The revelation that the National Security Agency was allowed to conduct non-FISA intercepts of American citizens should bring last summer's hearing on John Bolton's nomination to the United Nations back into focus. As Legal times noted in September of this year, "During the confirmation hearings of John Bolton as the U.S. representative to the United Nations, it came to light that the NSA had freely revealed intercepted conversations of U.S. citizens to Bolton while he served at the State Department. . . . More generally, Newsweek reports that from January 2004 to May 2005, the NSA supplied intercepts and names of 10,000 U.S. citizens to policy-makers at many departments, other U.S. intelligence services, and law enforcement agencies."

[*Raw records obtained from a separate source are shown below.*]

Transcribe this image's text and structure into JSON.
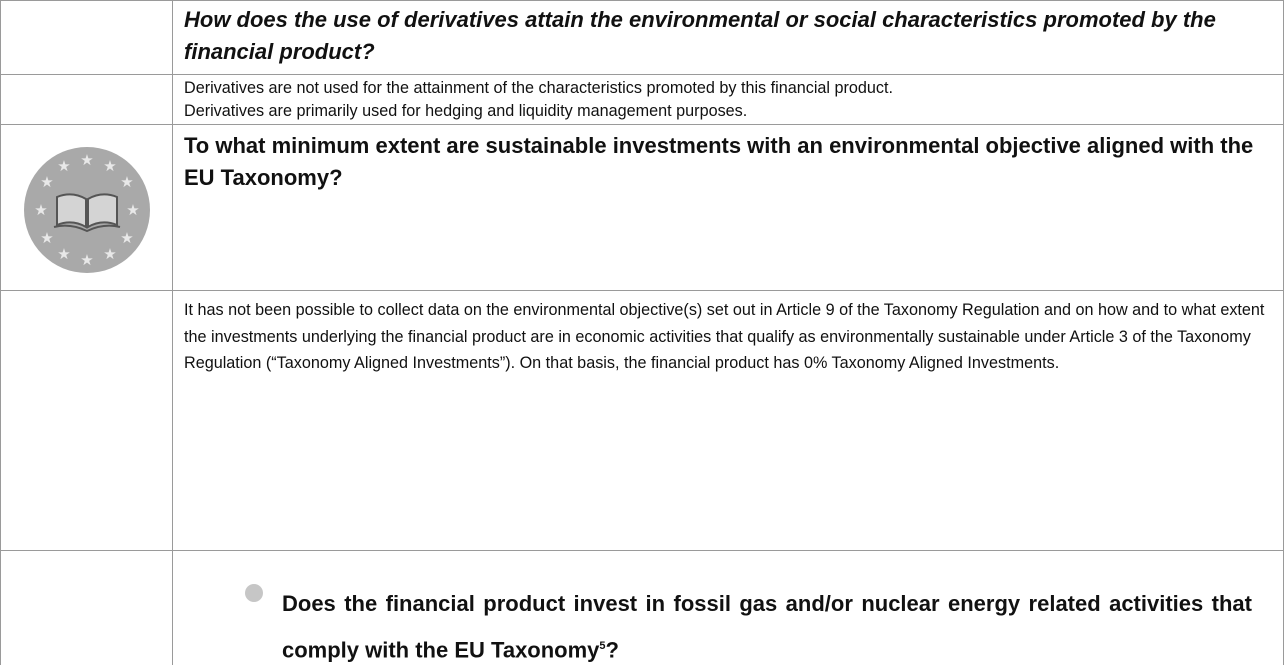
{
  "sections": [
    {
      "heading": "How does the use of derivatives attain the environmental or social characteristics promoted by the financial product?",
      "lines": [
        "Derivatives are not used for the attainment of the characteristics promoted by this financial product.",
        "Derivatives are primarily used for hedging and liquidity management purposes."
      ]
    },
    {
      "heading": "To what minimum extent are sustainable investments with an environmental objective aligned with the EU Taxonomy?",
      "body": "It has not been possible to collect data on the environmental objective(s) set out in Article 9 of the Taxonomy Regulation and on how and to what extent the investments underlying the financial product are in economic activities that qualify as environmentally sustainable under Article 3 of the Taxonomy Regulation (“Taxonomy Aligned Investments”). On that basis, the financial product has 0% Taxonomy Aligned Investments."
    },
    {
      "question": "Does the financial product invest in fossil gas and/or nuclear energy related activities that comply with the EU Taxonomy",
      "footnote": "5",
      "end": "?"
    }
  ]
}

We still don't know who he was looking at and what information was contained in those intercepts. More importantly, were they legally obtained? In light of the latest revelation, we have another possible explanation why the Bush Administration fought so strenuously to keep those intercepts secret and out of the hearing. Snooping without judicial review is wrong and must be punished.
Well, actually, as I read the FISA laws, snooping on non-U.S. persons without judicial review is legal. But I'm thinking that non-U.S. persons weren't the only targets of the unwarranted NSA surveillance, and that Bolton was in on the illegal spying, just like he was a major player in cooking the intelligence on Iraq.